The veteran League of Social Democrats (LSD) activist had been charged by the Independent Commission Against Corruption (ICAC) last June for failing to disclose to the legislature the HK$250,000 payment. He received the donation in 2012 through Lai’s assistant Mark Simon.
In Monday’s ruling, District Court judge Alex Lee said that he had suspicions concerning Leung’s conduct in receiving Lai’s payment.
“However… I cannot be sure that the [payment] was for the defendant personally as a LegCo member rather than a payment which he had received on the LSD’s behalf,” he wrote.
“As such, the benefit of doubt goes to the defendant.”
Judge Lee added that the government did not allege that Leung was corrupt, and did not seek to argue that the donation was made in order for Leung to favour Lai’s business.
In a press release, pro-democracy lawmaker and former ICAC official Lam Cheuk-ting said he could not understand why Leung was prosecuted in the first place.
“In particular, the defence had evidence to prove that Leung accepted the funds on behalf of the LSD,” he said. “The prosecution did not have evidence to argue against that.”
Lam added that former chief executive Leung Chun-ying should be prosecuted under the same principle for failing to declare his acceptance of an HK$50 million payment from Australian firm UGL.
Two dozen pro-democracy activists including lawmakers Tanya Chan and Shiu Ka-chun – also facing government lawsuits – gathered outside the Wan Chai court building before the verdict on Monday morning. They condemned what they called a politically-motivated government prosecution against Leung, but were countered by a similar number of pro-Beijing protesters calling for his imprisonment.
Two weeks ago, 61-year-old Leung was disqualified from his legislative seat by the High Court alongside three of his pro-democracy colleagues due to the way he took his oath of office. A total of six opposition lawmakers elected last September have been ousted as a result of government lawsuits, after Beijing produced a retroactive interpretation of Hong Kong’s Basic Law last November to clarify how they should have taken their oaths.

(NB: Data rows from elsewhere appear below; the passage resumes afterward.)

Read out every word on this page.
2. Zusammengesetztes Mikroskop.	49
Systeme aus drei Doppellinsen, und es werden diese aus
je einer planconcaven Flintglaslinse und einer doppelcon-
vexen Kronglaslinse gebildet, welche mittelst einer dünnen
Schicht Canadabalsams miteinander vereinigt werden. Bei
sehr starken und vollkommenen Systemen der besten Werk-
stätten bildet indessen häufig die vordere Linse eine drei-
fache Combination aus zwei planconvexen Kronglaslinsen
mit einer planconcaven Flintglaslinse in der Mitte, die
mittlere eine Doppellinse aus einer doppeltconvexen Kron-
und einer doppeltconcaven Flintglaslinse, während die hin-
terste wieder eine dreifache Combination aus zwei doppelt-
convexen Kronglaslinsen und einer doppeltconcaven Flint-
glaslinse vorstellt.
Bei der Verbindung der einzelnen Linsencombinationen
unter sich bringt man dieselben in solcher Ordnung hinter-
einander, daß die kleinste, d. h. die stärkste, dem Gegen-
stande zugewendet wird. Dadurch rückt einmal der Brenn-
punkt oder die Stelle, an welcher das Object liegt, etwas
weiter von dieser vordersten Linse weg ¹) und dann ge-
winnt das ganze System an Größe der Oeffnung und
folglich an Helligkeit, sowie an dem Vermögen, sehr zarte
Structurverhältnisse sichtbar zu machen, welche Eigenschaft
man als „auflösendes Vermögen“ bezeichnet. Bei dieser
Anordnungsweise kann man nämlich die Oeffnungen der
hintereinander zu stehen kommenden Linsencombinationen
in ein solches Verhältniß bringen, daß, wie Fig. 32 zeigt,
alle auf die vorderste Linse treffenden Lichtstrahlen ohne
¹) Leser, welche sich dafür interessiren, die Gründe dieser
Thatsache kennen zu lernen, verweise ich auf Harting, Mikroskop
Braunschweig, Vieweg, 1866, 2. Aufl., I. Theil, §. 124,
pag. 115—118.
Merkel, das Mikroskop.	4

However, he is also facing a criminal charge of contempt for having taken files from a government official last November. He has moreover appealed a seven-day jail sentence for conducting a protest against then-chief secretary Carrie Lam inside Queen Elizabeth Stadium as a secondary school debating contest was held in 2015. He will attend court proceedings for both cases this month.
According to the Legislative Council Ordinance, an individual jailed for three months or declared bankrupt cannot stand for election for five years.